En creusant encore un peu plus les choses, on finit par se dire que cette puissance est, en réalité, parfaitement illusoire. Elle conduit, au bout du compte, à s'inverser, de façon dialectique, en son contraire, dans une impuissance de plus en plus dramatique des sociétés humaines à maîtriser cette technique. En effet la complexité des dispositifs techno scientifiques est devenue aujourd'hui telle que plus personne finalement n'est capable d'en maîtriser le fonctionnement d'ensemble. Par ailleurs, nous en arrivons à déclencher par ces instruments à la puissance démesurée des effets que nous sommes parfaitement incapables de maîtriser et de prévoir (qui peut dire par exemple ce qu'il résulterait d'une prolifération d'OGM dans la nature? Que deviendront dans quelques milliers d'années nos déchets nucléaires enfouies dans les sols? Quels seront les effets à long terme des ondes que propagent les systèmes de communication de téléphonie mobile? De quelle ampleur vont être les effets de l'industrie sur le réchauffement climatique? Et dans quelle mesure va-t-il mettre en péril la vie humaine sur terre? Etc.)
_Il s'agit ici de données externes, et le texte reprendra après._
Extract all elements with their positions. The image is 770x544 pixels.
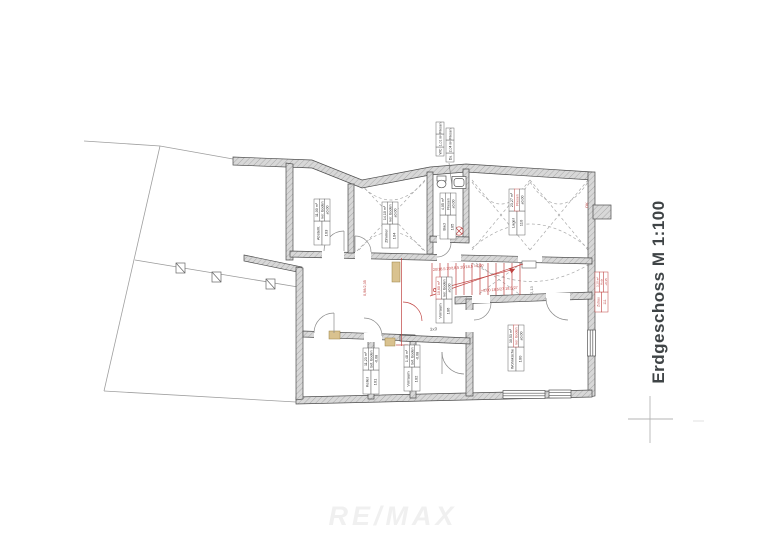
room-name: Du. <box>448 155 452 161</box>
parcel-boundary <box>84 141 296 402</box>
wc-toilet <box>437 180 446 188</box>
room-level: ±0,00 <box>448 284 452 293</box>
room-label-keller: Keller 101 11,23 m² bet. Boden -0,08 <box>363 348 379 394</box>
room-number: 106 <box>446 307 451 314</box>
room-level: ±0,00 <box>452 200 456 209</box>
dim-note: 3x9 <box>430 326 438 332</box>
room-floor: Fliesen <box>446 198 450 210</box>
room-label-zubau-red: Zubau 111 3,10 m² Holz +0,35 <box>595 272 608 312</box>
window-east <box>588 330 596 356</box>
floorplan-drawing: 20/18,5 20/18,5 20/18,5 +0,00 +0,00 18,5… <box>0 0 770 544</box>
ok-note: OK <box>584 202 589 208</box>
room-floor: ker. Boden <box>388 204 392 221</box>
crosshair-mark <box>628 396 704 443</box>
room-level: ±0,00 <box>521 196 525 205</box>
washbasin-inner <box>454 179 464 187</box>
room-level: ±0,00 <box>326 206 330 215</box>
room-number: 111 <box>603 299 607 304</box>
room-number: 102 <box>414 375 419 382</box>
wall-south <box>296 390 592 404</box>
room-name: Bad <box>442 223 447 230</box>
stair-note-bottom: +0,00 18,5/27 18,5/27 <box>481 286 518 293</box>
room-name: Wohnküche <box>511 349 515 369</box>
room-label-vorraum-2: Vorraum 102 1,48 m² bet. Boden -0,08 <box>404 345 420 391</box>
room-area: 11,23 m² <box>364 351 368 366</box>
room-name: WC <box>438 148 442 154</box>
room-name: Vorraum <box>406 371 411 387</box>
window-south-2 <box>549 390 571 398</box>
new-door-arc <box>403 302 422 321</box>
walls <box>233 157 611 404</box>
room-floor: Fliesen <box>515 194 519 206</box>
room-number: 100 <box>518 355 523 362</box>
room-label-wohnkueche: Wohnküche 100 30,53 m² ker. Boden ±0,00 <box>508 325 524 371</box>
room-name: Lager <box>511 217 516 228</box>
plan-title: Erdgeschoss M 1:100 <box>649 200 668 383</box>
boundary-south <box>104 391 296 402</box>
room-floor: Fliesen <box>438 122 442 133</box>
window-south-1 <box>503 391 545 399</box>
room-area: 10,60 m² <box>437 280 441 295</box>
room-name: Zubau <box>597 297 601 307</box>
room-area: 14,10 m² <box>383 205 387 220</box>
room-number: 101 <box>373 378 378 385</box>
room-label-lager: Lager 110 23,27 m² Fliesen ±0,00 <box>509 189 525 235</box>
room-floor: ker. Boden <box>514 327 518 344</box>
room-name: Vorraum <box>438 303 443 319</box>
boundary-north <box>84 141 233 159</box>
room-floor: ker. Boden <box>442 279 446 296</box>
room-name: Abstellr. <box>316 226 321 240</box>
room-label-abstellraum: Abstellr. 103 11,00 m² ker. Boden ±0,00 <box>314 199 330 245</box>
room-area: 1,01 m² <box>438 134 442 146</box>
room-level: +0,35 <box>604 278 608 286</box>
stair-note-top: 20/18,5 20/18,5 20/18,5 +0,00 <box>433 264 484 272</box>
room-level: -0,08 <box>416 352 420 360</box>
scanned-floorplan-page: 20/18,5 20/18,5 20/18,5 +0,00 +0,00 18,5… <box>0 0 770 544</box>
room-number: 110 <box>519 219 524 226</box>
room-floor: ker. Boden <box>320 201 324 218</box>
room-area: 23,27 m² <box>510 192 514 207</box>
room-area: 30,53 m² <box>509 328 513 343</box>
room-name: Keller <box>365 376 370 387</box>
wall-east-pier <box>593 205 611 219</box>
fence-post <box>266 279 275 289</box>
room-level: ±0,00 <box>394 209 398 218</box>
room-area: 11,00 m² <box>315 202 319 217</box>
fence-post <box>176 263 185 273</box>
room-level: -0,08 <box>375 355 379 363</box>
room-area: 1,48 m² <box>405 349 409 362</box>
wall-west-annex <box>296 267 303 400</box>
room-floor: bet. Boden <box>410 347 414 364</box>
boundary-west <box>104 146 160 391</box>
room-level: ±0,00 <box>520 332 524 341</box>
remax-watermark: RE/MAX <box>328 501 457 531</box>
room-label-bad: Bad 105 4,05 m² Fliesen ±0,00 <box>440 193 456 239</box>
room-area: 4,05 m² <box>441 197 445 210</box>
callout-label-wc: WC 1,01 m² Fliesen <box>436 122 444 156</box>
height-note: 2,13 <box>529 285 534 294</box>
wall-west <box>286 163 293 260</box>
room-label-zimmer: Zimmer 104 14,10 m² ker. Boden ±0,00 <box>382 202 398 248</box>
room-number: 103 <box>324 229 329 236</box>
room-number: 105 <box>450 223 455 230</box>
room-label-vorraum-stiege: Vorraum 106 10,60 m² ker. Boden ±0,00 <box>436 277 452 323</box>
wall-note: 0,98/2,35 <box>363 280 367 296</box>
callout-label-dusche: Du. 2,04 m² Fliesen <box>446 128 454 162</box>
wall-partition-ab <box>348 184 354 253</box>
room-area: 2,04 m² <box>448 140 452 152</box>
room-floor: Holz <box>600 279 604 286</box>
room-number: 104 <box>392 232 397 239</box>
room-name: Zimmer <box>384 229 389 243</box>
fence-post <box>212 272 221 282</box>
room-floor: Fliesen <box>448 128 452 139</box>
room-floor: bet. Boden <box>369 350 373 367</box>
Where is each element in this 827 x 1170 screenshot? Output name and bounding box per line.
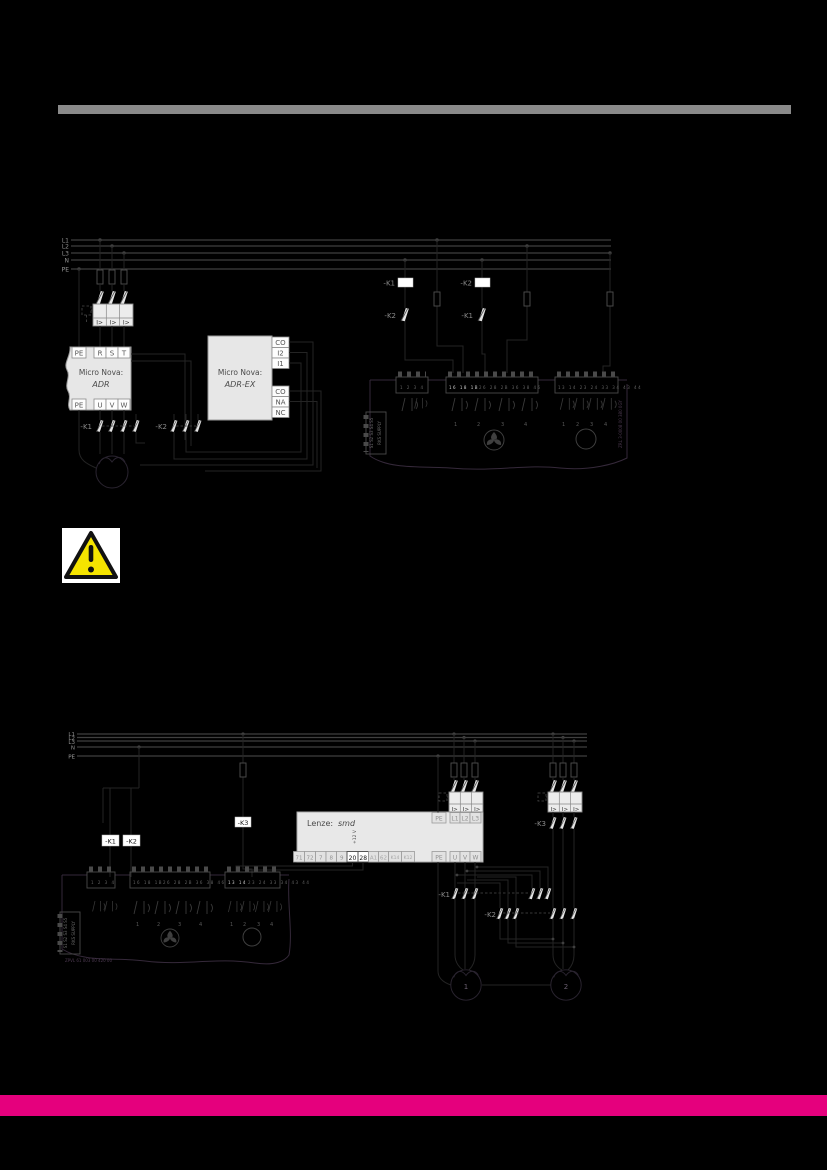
terminal-row: 1 2 3 4 xyxy=(91,880,116,885)
k1-contact-row: -K1 xyxy=(438,862,551,955)
adr-terminal: V xyxy=(110,402,115,410)
terminal: K12 xyxy=(404,855,413,861)
lamp-icon xyxy=(576,429,596,449)
adrex-model: ADR-EX xyxy=(224,380,256,389)
terminal-highlight: 28 xyxy=(359,855,367,862)
output-number: 1 xyxy=(136,922,139,928)
motor-number: 1 xyxy=(464,983,468,991)
terminal-row: 16 18 1B xyxy=(449,385,479,390)
terminal: PE xyxy=(435,816,443,823)
adr-brand: Micro Nova: xyxy=(79,368,123,377)
coil-circuit: -K1 -K2 xyxy=(102,745,141,877)
rks-board: 1 2 3 4 16 18 1B 26 28 2B 36 38 46 13 14… xyxy=(60,869,310,964)
adr-terminal: S xyxy=(110,350,115,358)
rks-board: 1 2 3 4 16 18 1B 26 28 2B 36 38 46 13 14… xyxy=(366,374,642,469)
feeder-branch: I> I> I> xyxy=(77,238,133,347)
adr-model: ADR xyxy=(91,380,109,389)
supply-terminals: S1 S2 S3 S4 S5 xyxy=(369,417,374,448)
trip-label: I> xyxy=(451,807,458,813)
output-number: 4 xyxy=(270,922,273,928)
k1-aux-label: -K1 xyxy=(461,312,473,320)
k2-coil-label: -K2 xyxy=(460,280,472,288)
control-terminals: 71 72 7 8 9 20 28 A1 62 K14 K12 xyxy=(294,852,415,863)
k1-contacts-label: -K1 xyxy=(80,423,92,431)
adr-terminal: W xyxy=(121,402,128,410)
terminal-row: 13 14 xyxy=(228,880,247,885)
trip-label: I> xyxy=(474,807,481,813)
supply-bus: L1 L2 L3 N PE xyxy=(62,238,611,274)
direct-feeder: I> I> I> -K3 xyxy=(534,732,582,908)
terminal: K14 xyxy=(391,855,400,861)
terminal: W xyxy=(473,855,479,862)
bus-label-l3: L3 xyxy=(62,251,69,258)
trip-label: I> xyxy=(123,320,130,327)
motor-1: 1 xyxy=(451,970,481,1000)
k2-coil xyxy=(475,278,490,287)
output-number: 4 xyxy=(604,422,607,428)
bus-label-n: N xyxy=(65,258,70,265)
adrex-terminal: CO xyxy=(275,388,286,396)
fan-icon xyxy=(484,430,504,450)
k2-coil-label: -K2 xyxy=(126,838,137,846)
bus-label-pe: PE xyxy=(68,755,75,761)
terminal: 7 xyxy=(319,856,323,862)
bus-label-pe: PE xyxy=(62,267,70,274)
k2-contact-row: -K2 xyxy=(155,414,201,432)
terminal-row: 16 18 1B xyxy=(133,880,163,885)
output-number: 3 xyxy=(590,422,593,428)
adr-terminal: U xyxy=(97,402,102,410)
terminal: 9 xyxy=(340,856,344,862)
terminal: L1 xyxy=(451,816,458,823)
adr-terminal: T xyxy=(121,350,127,358)
terminal-row: 23 24 33 34 43 44 xyxy=(248,880,310,885)
adr-terminal: R xyxy=(98,350,103,358)
output-number: 3 xyxy=(501,422,504,428)
terminal: L2 xyxy=(461,816,468,823)
control-coils: -K1 -K2 -K2 -K1 xyxy=(383,238,613,373)
output-number: 3 xyxy=(178,922,181,928)
warning-triangle-icon xyxy=(62,528,120,583)
drive-model: smd xyxy=(338,819,356,828)
footer-rule xyxy=(0,1095,827,1116)
output-number: 4 xyxy=(524,422,527,428)
adrex-terminal: NC xyxy=(275,409,285,417)
k1-coil-label: -K1 xyxy=(383,280,395,288)
supply-label: RKS SUPPLY xyxy=(377,421,382,445)
motor-2: 2 xyxy=(551,970,581,1000)
trip-label: I> xyxy=(463,807,470,813)
bus-label-l2: L2 xyxy=(62,244,69,251)
k3-coil-label: -K3 xyxy=(238,819,249,827)
terminal: PE xyxy=(435,855,443,862)
k3-contacts-label: -K3 xyxy=(534,820,546,828)
trip-label: I> xyxy=(96,320,103,327)
terminal: U xyxy=(453,855,457,862)
adrex-terminal: I2 xyxy=(277,350,284,358)
output-number: 1 xyxy=(562,422,565,428)
k2-aux-label: -K2 xyxy=(384,312,396,320)
trip-label: I> xyxy=(110,320,117,327)
output-number: 2 xyxy=(157,922,160,928)
adrex-brand: Micro Nova: xyxy=(218,368,262,377)
adr-terminal: PE xyxy=(75,350,84,358)
fan-icon xyxy=(161,929,179,947)
k3-branch: -K3 xyxy=(235,732,252,877)
adrex-terminal: I1 xyxy=(277,360,284,368)
k1-contacts-label: -K1 xyxy=(438,891,450,899)
wiring-diagram-lenze: L1 L2 L3 N PE -K1 -K2 -K3 Lenze: sm xyxy=(55,723,705,1015)
k2-contacts-label: -K2 xyxy=(484,911,496,919)
terminal: A1 xyxy=(370,856,377,862)
header-rule xyxy=(58,105,791,114)
output-number: 1 xyxy=(454,422,457,428)
drive-brand: Lenze: xyxy=(307,819,333,828)
terminal-row: 13 14 23 24 33 34 43 44 xyxy=(558,385,642,390)
adrex-unit: Micro Nova: ADR-EX CO I2 I1 CO NA NC xyxy=(208,336,289,420)
board-part-number: ZRL 3-0008 00 380 0GY xyxy=(618,400,623,448)
manual-page: L1 L2 L3 N PE I> I> I> PE xyxy=(0,0,827,1170)
aux-voltage-label: +12 V xyxy=(352,829,358,844)
k2-contacts-label: -K2 xyxy=(155,423,167,431)
terminal: 62 xyxy=(380,856,387,862)
trip-label: I> xyxy=(550,807,557,813)
bus-label-n: N xyxy=(71,746,75,752)
k1-coil xyxy=(398,278,413,287)
terminal: 8 xyxy=(329,856,333,862)
output-number: 4 xyxy=(199,922,202,928)
output-number: 2 xyxy=(576,422,579,428)
motor-symbol xyxy=(96,456,128,488)
supply-terminals: S1 S2 S3 S4 S5 xyxy=(63,917,68,948)
adr-unit: PE R S T Micro Nova: ADR PE U V W xyxy=(66,347,131,410)
adrex-terminal: CO xyxy=(275,339,286,347)
terminal-highlight: 20 xyxy=(349,855,357,862)
wiring-diagram-adr: L1 L2 L3 N PE I> I> I> PE xyxy=(55,228,670,490)
warning-panel xyxy=(62,528,120,583)
drive-feeder: I> I> I> xyxy=(436,732,483,813)
output-number: 3 xyxy=(257,922,260,928)
terminal: 72 xyxy=(307,856,314,862)
terminal-row: 26 28 2B 36 38 46 xyxy=(479,385,542,390)
adr-terminal: PE xyxy=(75,402,84,410)
lenze-drive: Lenze: smd +12 V 71 72 7 8 9 20 28 A1 6 xyxy=(294,812,484,862)
motor-number: 2 xyxy=(564,983,568,991)
output-number: 2 xyxy=(477,422,480,428)
k1-contact-row: -K1 xyxy=(80,410,145,454)
k1-coil-label: -K1 xyxy=(105,838,116,846)
lamp-icon xyxy=(243,928,261,946)
board-part-number: ZPVL 61 003 00 420 00 xyxy=(65,958,112,963)
output-number: 1 xyxy=(230,922,233,928)
terminal-row: 26 28 2B 36 38 46 xyxy=(163,880,226,885)
terminal-row: 1 2 3 4 xyxy=(400,385,425,390)
supply-label: RKS SUPPLY xyxy=(71,921,76,945)
terminal: L3 xyxy=(472,816,479,823)
adrex-terminal: NA xyxy=(275,399,285,407)
terminal: 71 xyxy=(296,856,303,862)
supply-bus: L1 L2 L3 N PE xyxy=(68,732,587,761)
output-number: 2 xyxy=(243,922,246,928)
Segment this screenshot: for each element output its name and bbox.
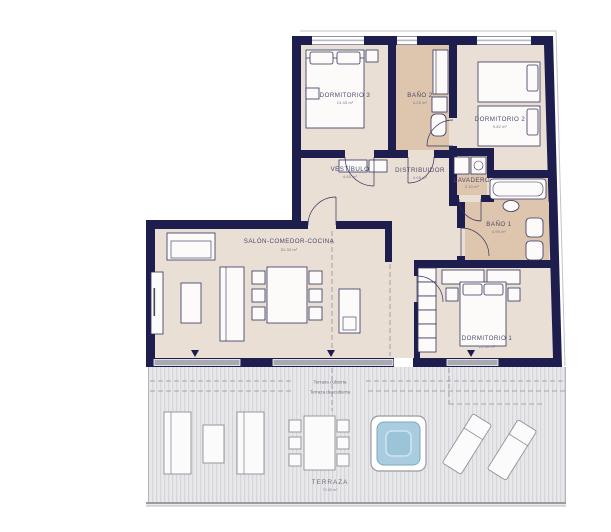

C'était le lieu ici de reprendre plus à fond ce que nous n'avions fait qu'évoquer rapidement à la fin de la partie précédente, sur les racines psychologiques les plus primitives de l'ivresse du pouvoir qui caractérise les Temps modernes. Le phantasme de toute puissance, comme donne à le penser le mythe de androgynes que raconte Platon dans Le Banquet, est inscrit dans les couches les plus archaïques de la psyché (âme) humaine, avant qu'elle n'ait commencé à s'inscrire dans un processus de socialisation qui doit lui faire reconnaître qu'elle n'est pas toute puissante, qu'il y a des limites nécessaires à instituer, que sa pensée n'a pas le pouvoir magique, comme l'appelait Freud, de commander aux choses et aux humains, qu'elle ne peut former ses représentations uniquement d'après un principe de plaisir mais qu'elle doit aussi intégrer un principe de réalité, si elle veut déjà  tout simplement survivre:


 La définition précise du "phantasme" est ici requise: est phantasme toute représentation que forme la psyché (l'âme) pour en faire une source de plaisir. La prédominance dans le fonctionnement de la psyché du plaisir représentatif (imaginer le bonbon, la femme, les vacances etc. que l'on désire) fait de l'être humain un être étrange dont la tendance à la folie est singulièrement marquée et qui tendra à faire de la raison technicienne l'instrument de sa folie: l'histoire du XXème siècle est, hélas, suffisamment parlante pour confirmer ce propos! Dans le Mythe des androgynes, la nécessaire rectification du phantasme  de toute puissance est exprimée symboliquement au moment où l'androgyne, croyant pouvoir s'égaler aux dieux, doit être tranché en deux par Zeus: en termes psychologiques, cela correspond dans la phase de développement de l'enfant, à ce moment, autour de ses deux ans, où il prend conscience de sa propre finitude sous la forme de son incomplétude sexuelle (prise de conscience de la différence entre les sexes) qui intervient en même temps, et ce n'est évidemment pas un hasard, que l'articulation de ses premiers mots qui commence à lui faire comprendre qu'ils ont une signification socialement instituée dont personne n'est le maître, comme l'a bien montré Cornelius Castoriadis qui était, entre autres, psychanalyste et philosophe. En ce sens, la psychologie de l'homme moderne a ceci de particulièrement inquiétant qu'on peut l'interpréter comme  le produit d'une forme de régression vers un stade narcissique de son développement qui reconstitue la totalité initiale que le foetus formait avec sa mère, symbolisée dans le mythe par la figure de l'androgyne. C'est précisément en ce sens que Christopher Lasch a défini la culture moderne comme une culture du narcissisme. Le contraste est ainsi vertigineux entre le fantastique développement des moyens techniques dont il dispose et l'immaturité complète de son développement psychique. Laisser "l'esprit typique moderne" avec à sa disposition des moyens aussi sophistiqués que ceux que développe la technique moderne, ne serait finalement guère plus rassurant que laisser un enfant jouer avec le bouton rouge pouvant déclencher une apocalypse nucléaire.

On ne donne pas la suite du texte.